In this excerpt from the Pranava Mimamsa, Vidyaranya argues that when Hindu scripture says "pranavasya rishi Brahma", meaning "Of the syllable Om, the sage who heard it during meditation is Brahma", it's referring to the supreme Brahman, not to the creator god Brahma. Vidyaranya cites several scriptures to show that Brahma was not the seer of the syllable Om, rather Brahma learnt the Vedas along with Om from the supreme Brahman. In particular, he says this:
He, the incarnate power of Vishnu's intelligence, declares in the Satyavata:
"With the heart he extended Brahman to the first sage."
The meaning is as follows: "who", i.e. the Highest Self, "with the heart", i.e. mentally, "extended", i.e. explained, "Brahman", i.e. the Vedas, "to the first sage", i.e. to Hiranyagarbha.

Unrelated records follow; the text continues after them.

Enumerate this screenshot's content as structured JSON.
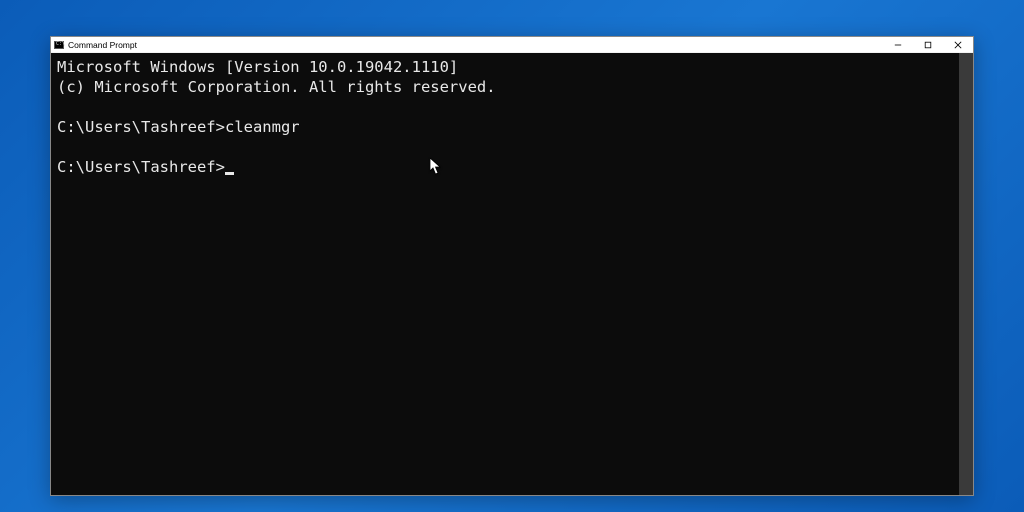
{
  "window": {
    "title": "Command Prompt",
    "icon_label": "C:\\"
  },
  "terminal": {
    "line1": "Microsoft Windows [Version 10.0.19042.1110]",
    "line2": "(c) Microsoft Corporation. All rights reserved.",
    "prompt1_path": "C:\\Users\\Tashreef>",
    "prompt1_cmd": "cleanmgr",
    "prompt2_path": "C:\\Users\\Tashreef>"
  },
  "colors": {
    "desktop_bg": "#1976d2",
    "terminal_bg": "#0c0c0c",
    "terminal_fg": "#e8e8e8"
  }
}
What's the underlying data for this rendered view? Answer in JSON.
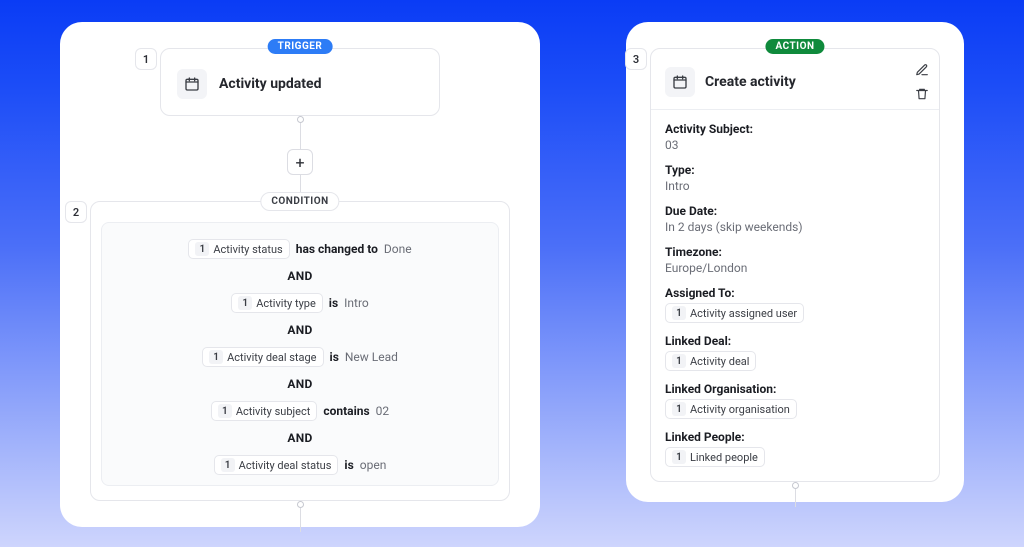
{
  "trigger": {
    "step_num": "1",
    "badge": "TRIGGER",
    "title": "Activity updated"
  },
  "condition": {
    "step_num": "2",
    "badge": "CONDITION",
    "and_label": "AND",
    "rows": [
      {
        "chip_num": "1",
        "chip_label": "Activity status",
        "op": "has changed to",
        "val": "Done"
      },
      {
        "chip_num": "1",
        "chip_label": "Activity type",
        "op": "is",
        "val": "Intro"
      },
      {
        "chip_num": "1",
        "chip_label": "Activity deal stage",
        "op": "is",
        "val": "New Lead"
      },
      {
        "chip_num": "1",
        "chip_label": "Activity subject",
        "op": "contains",
        "val": "02"
      },
      {
        "chip_num": "1",
        "chip_label": "Activity deal status",
        "op": "is",
        "val": "open"
      }
    ]
  },
  "action": {
    "step_num": "3",
    "badge": "ACTION",
    "title": "Create activity",
    "fields": [
      {
        "label": "Activity Subject:",
        "value": "03"
      },
      {
        "label": "Type:",
        "value": "Intro"
      },
      {
        "label": "Due Date:",
        "value": "In 2 days (skip weekends)"
      },
      {
        "label": "Timezone:",
        "value": "Europe/London"
      },
      {
        "label": "Assigned To:",
        "chip_num": "1",
        "chip_label": "Activity assigned user"
      },
      {
        "label": "Linked Deal:",
        "chip_num": "1",
        "chip_label": "Activity deal"
      },
      {
        "label": "Linked Organisation:",
        "chip_num": "1",
        "chip_label": "Activity organisation"
      },
      {
        "label": "Linked People:",
        "chip_num": "1",
        "chip_label": "Linked people"
      }
    ]
  }
}
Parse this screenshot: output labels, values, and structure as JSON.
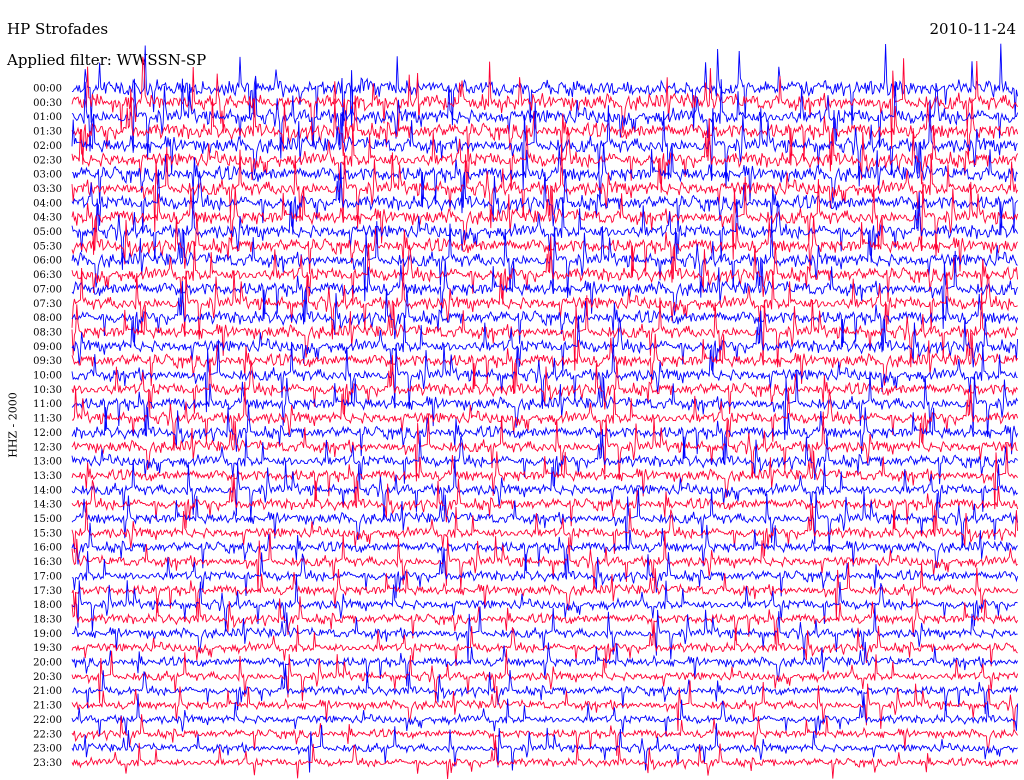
{
  "header": {
    "station": "HP Strofades",
    "filter_label": "Applied filter:",
    "filter_value": "WWSSN-SP",
    "date": "2010-11-24"
  },
  "chart_data": {
    "type": "line",
    "title": "HP Strofades",
    "date": "2010-11-24",
    "filter": "WWSSN-SP",
    "ylabel": "HHZ - 2000",
    "trace_colors": [
      "#0000ff",
      "#ff0033"
    ],
    "row_labels": [
      "00:00",
      "00:30",
      "01:00",
      "01:30",
      "02:00",
      "02:30",
      "03:00",
      "03:30",
      "04:00",
      "04:30",
      "05:00",
      "05:30",
      "06:00",
      "06:30",
      "07:00",
      "07:30",
      "08:00",
      "08:30",
      "09:00",
      "09:30",
      "10:00",
      "10:30",
      "11:00",
      "11:30",
      "12:00",
      "12:30",
      "13:00",
      "13:30",
      "14:00",
      "14:30",
      "15:00",
      "15:30",
      "16:00",
      "16:30",
      "17:00",
      "17:30",
      "18:00",
      "18:30",
      "19:00",
      "19:30",
      "20:00",
      "20:30",
      "21:00",
      "21:30",
      "22:00",
      "22:30",
      "23:00",
      "23:30"
    ]
  }
}
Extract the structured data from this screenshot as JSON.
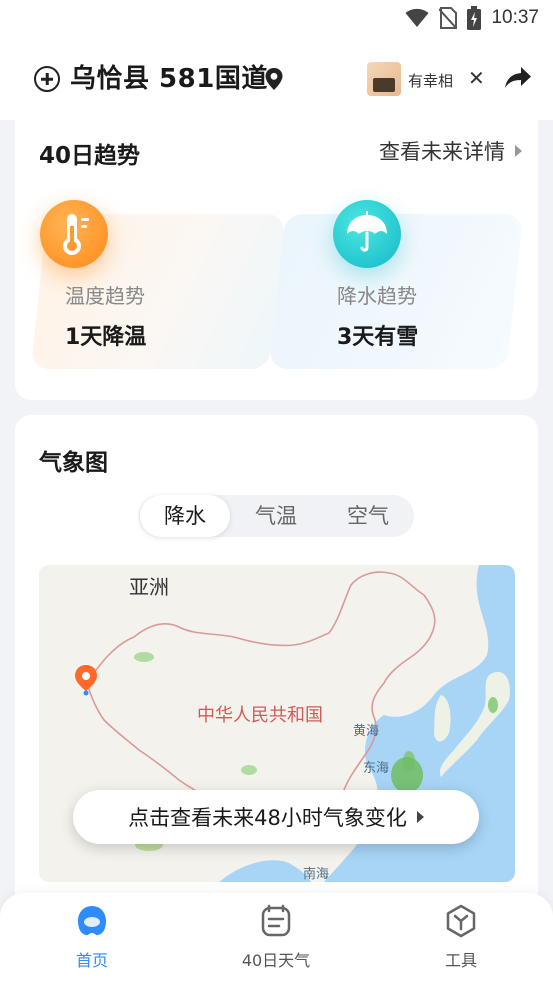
{
  "status_bar": {
    "time": "10:37",
    "icons": [
      "wifi-icon",
      "no-sim-icon",
      "battery-charging-icon"
    ]
  },
  "header": {
    "location": "乌恰县 581国道",
    "ad_text": "有幸相",
    "icons": [
      "add-city-icon",
      "location-pin-icon",
      "close-icon",
      "share-icon"
    ]
  },
  "trend": {
    "title": "40日趋势",
    "more_label": "查看未来详情",
    "tiles": [
      {
        "label": "温度趋势",
        "value": "1天降温",
        "icon": "thermometer-icon",
        "accent": "#ff8a1a"
      },
      {
        "label": "降水趋势",
        "value": "3天有雪",
        "icon": "umbrella-icon",
        "accent": "#13b8c8"
      }
    ]
  },
  "weather_map": {
    "title": "气象图",
    "segments": [
      "降水",
      "气温",
      "空气"
    ],
    "active_segment": "降水",
    "map_labels": {
      "continent": "亚洲",
      "country": "中华人民共和国",
      "sea_yellow": "黄海",
      "sea_east": "东海",
      "sea_south": "南海"
    },
    "cta_label": "点击查看未来48小时气象变化"
  },
  "tabbar": {
    "tabs": [
      {
        "label": "首页",
        "icon": "home-icon",
        "active": true
      },
      {
        "label": "40日天气",
        "icon": "calendar-icon",
        "active": false
      },
      {
        "label": "工具",
        "icon": "tools-icon",
        "active": false
      }
    ],
    "active_color": "#2f8cff"
  }
}
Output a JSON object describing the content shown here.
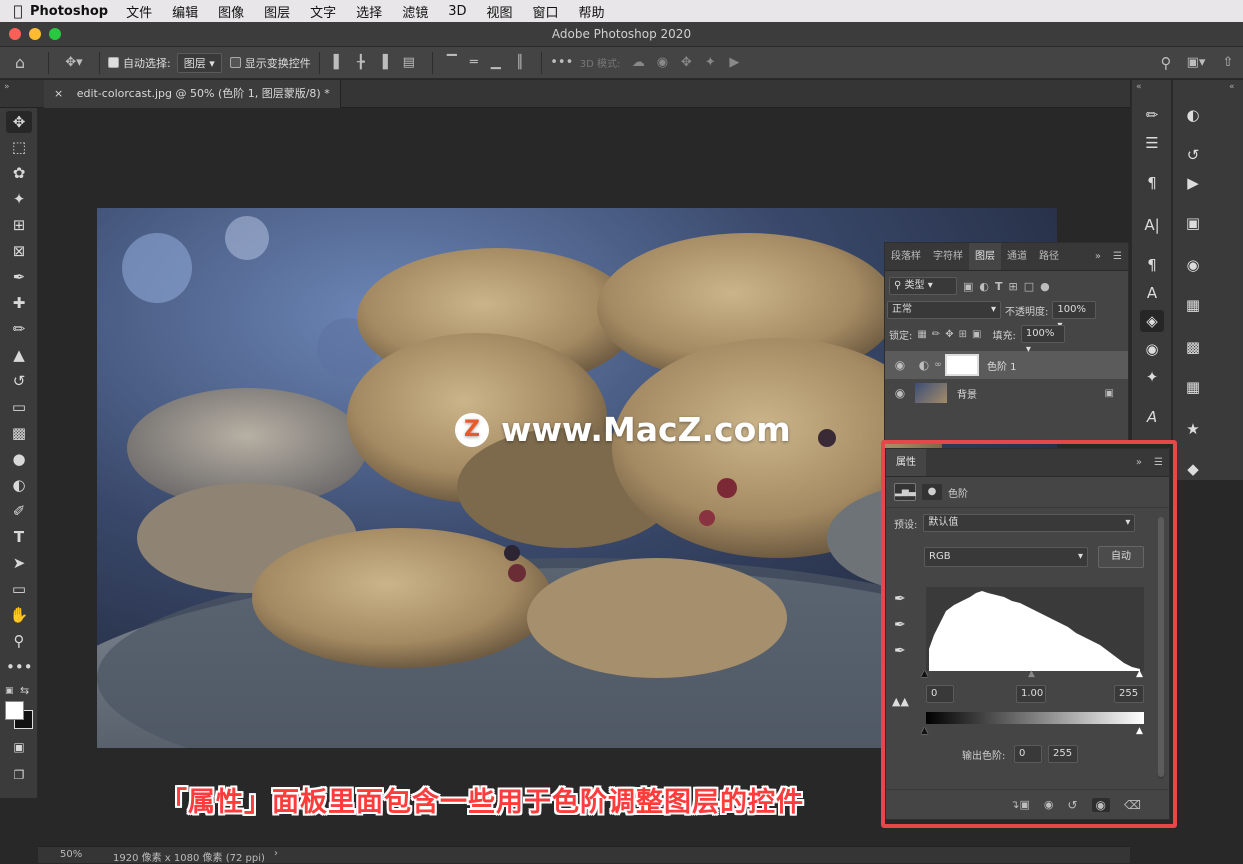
{
  "menubar": {
    "apple": "",
    "app": "Photoshop",
    "items": [
      "文件",
      "编辑",
      "图像",
      "图层",
      "文字",
      "选择",
      "滤镜",
      "3D",
      "视图",
      "窗口",
      "帮助"
    ]
  },
  "window": {
    "title": "Adobe Photoshop 2020"
  },
  "options": {
    "auto_select_label": "自动选择:",
    "auto_select_value": "图层",
    "show_transform_label": "显示变换控件",
    "mode_3d_label": "3D 模式:"
  },
  "document": {
    "tab_title": "edit-colorcast.jpg @ 50% (色阶 1, 图层蒙版/8) *",
    "zoom": "50%",
    "info": "1920 像素 x 1080 像素 (72 ppi)"
  },
  "layers_panel": {
    "tabs": [
      "段落样",
      "字符样",
      "图层",
      "通道",
      "路径"
    ],
    "active_tab": "图层",
    "filter_value": "类型",
    "blend_mode": "正常",
    "opacity_label": "不透明度:",
    "opacity_value": "100%",
    "lock_label": "锁定:",
    "fill_label": "填充:",
    "fill_value": "100%",
    "layers": [
      {
        "name": "色阶 1",
        "selected": true
      },
      {
        "name": "背景",
        "selected": false
      }
    ]
  },
  "properties_panel": {
    "tab": "属性",
    "adjustment_name": "色阶",
    "preset_label": "预设:",
    "preset_value": "默认值",
    "channel_value": "RGB",
    "auto_button": "自动",
    "input_black": "0",
    "input_gamma": "1.00",
    "input_white": "255",
    "output_label": "输出色阶:",
    "output_black": "0",
    "output_white": "255"
  },
  "overlay": {
    "watermark": "www.MacZ.com",
    "watermark_logo": "Z",
    "caption": "「属性」面板里面包含一些用于色阶调整图层的控件"
  },
  "colors": {
    "highlight_box": "#e5474b",
    "caption_text": "#ff3b3b"
  }
}
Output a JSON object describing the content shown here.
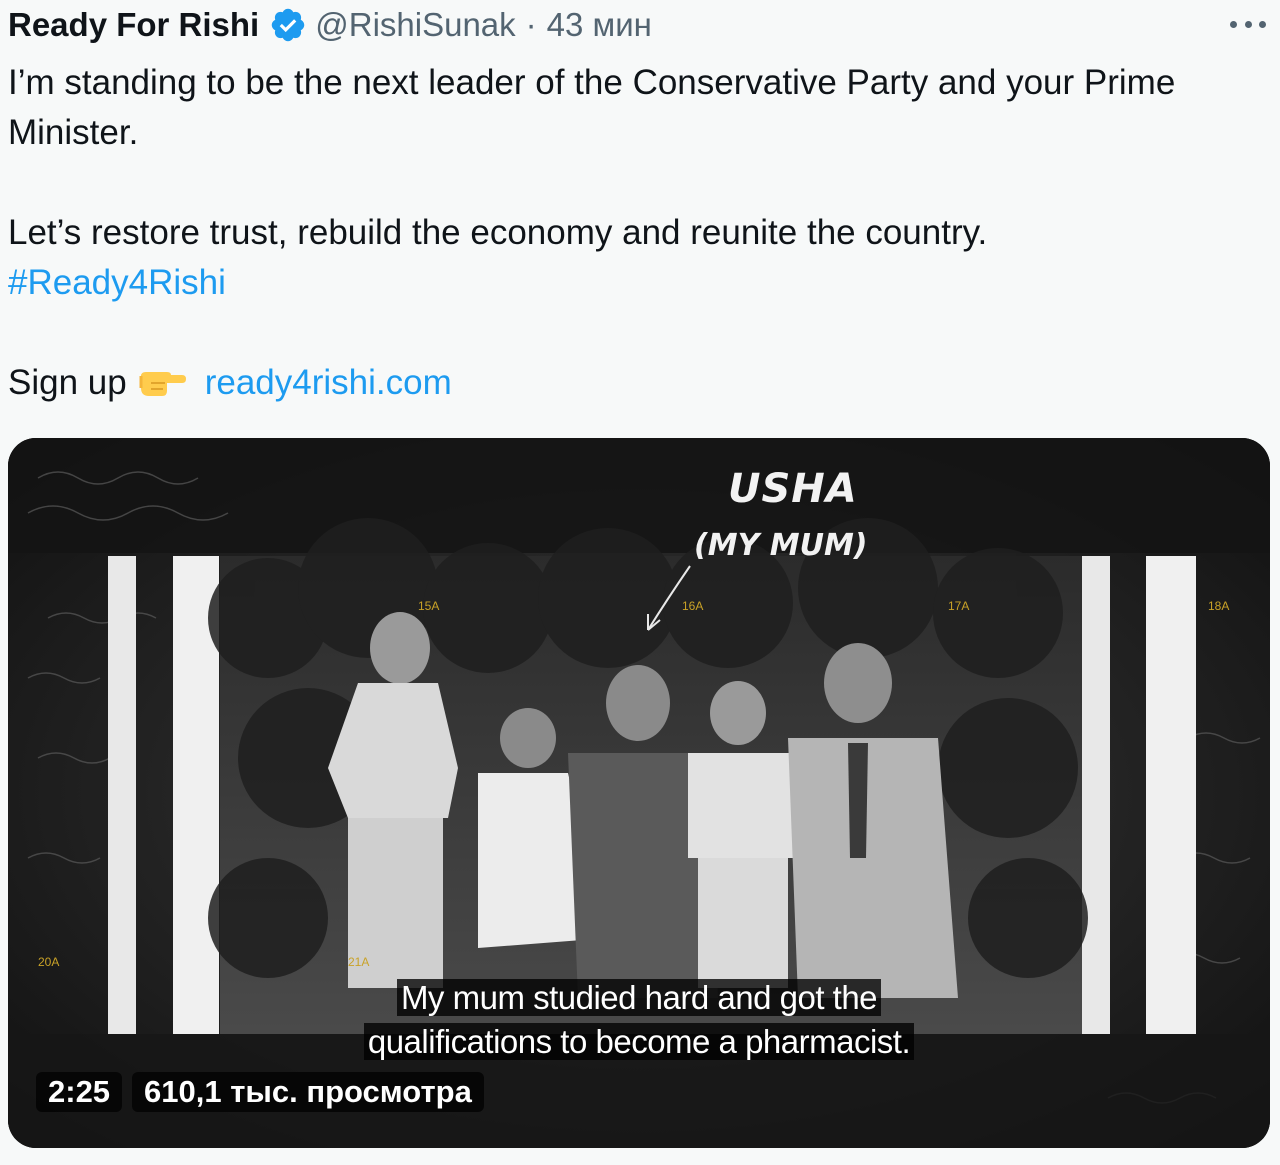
{
  "author": {
    "name": "Ready For Rishi",
    "handle": "@RishiSunak",
    "separator": "·",
    "time": "43 мин",
    "verified_icon": "verified-badge-icon",
    "verified_color": "#1d9bf0"
  },
  "more_icon": "more-horizontal-icon",
  "text": {
    "line1": "I’m standing to be the next leader of the Conservative Party and your Prime Minister.",
    "line2": "Let’s restore trust, rebuild the economy and reunite the country.",
    "hashtag": "#Ready4Rishi",
    "signup": "Sign up",
    "signup_emoji": "backhand-index-pointing-right",
    "link": "ready4rishi.com"
  },
  "video": {
    "overlay_name": "USHA",
    "overlay_sub": "(MY MUM)",
    "subtitle_line1": "My mum studied hard and got the",
    "subtitle_line2": "qualifications to become a pharmacist.",
    "duration": "2:25",
    "views": "610,1 тыс. просмотра",
    "film_frame_labels": [
      "15A",
      "16A",
      "17A",
      "18A",
      "20A",
      "21A"
    ]
  },
  "colors": {
    "link": "#1d9bf0",
    "secondary_text": "#536471",
    "primary_text": "#0f1419",
    "background": "#f7f9f9"
  }
}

Now I'm pretty sure the incarnation of Vishnu being quoted is Vyasa, for two reasons. First of all, "incarnate power of Vishnu's intelligence" seems like a translation of "Jnana-Shakti Avatara of Vishnu", which is an often-used appellation of Vyasa. Second of all, I assume "Satyavata" refers to the fact that Vyasa is the son of Parashara and Satyavati.
But my question is, what work of Vyasa is Vidyaranya quoting here? Vyasa is the author of the Mahabharata, the Puranas, and the Brahma Sutras, as well as the compiler of the Vedas. Now if a work was called by the appellation "Satyavata", it seems to me that it would probably refer to the Mahabharata.
But does anyone know if this verse occurs in the Mahabharata or any other scripture? The translator says "I have not been able to identify the verse." If it helps, the verse is given in Sanskrit here; it's verse 47.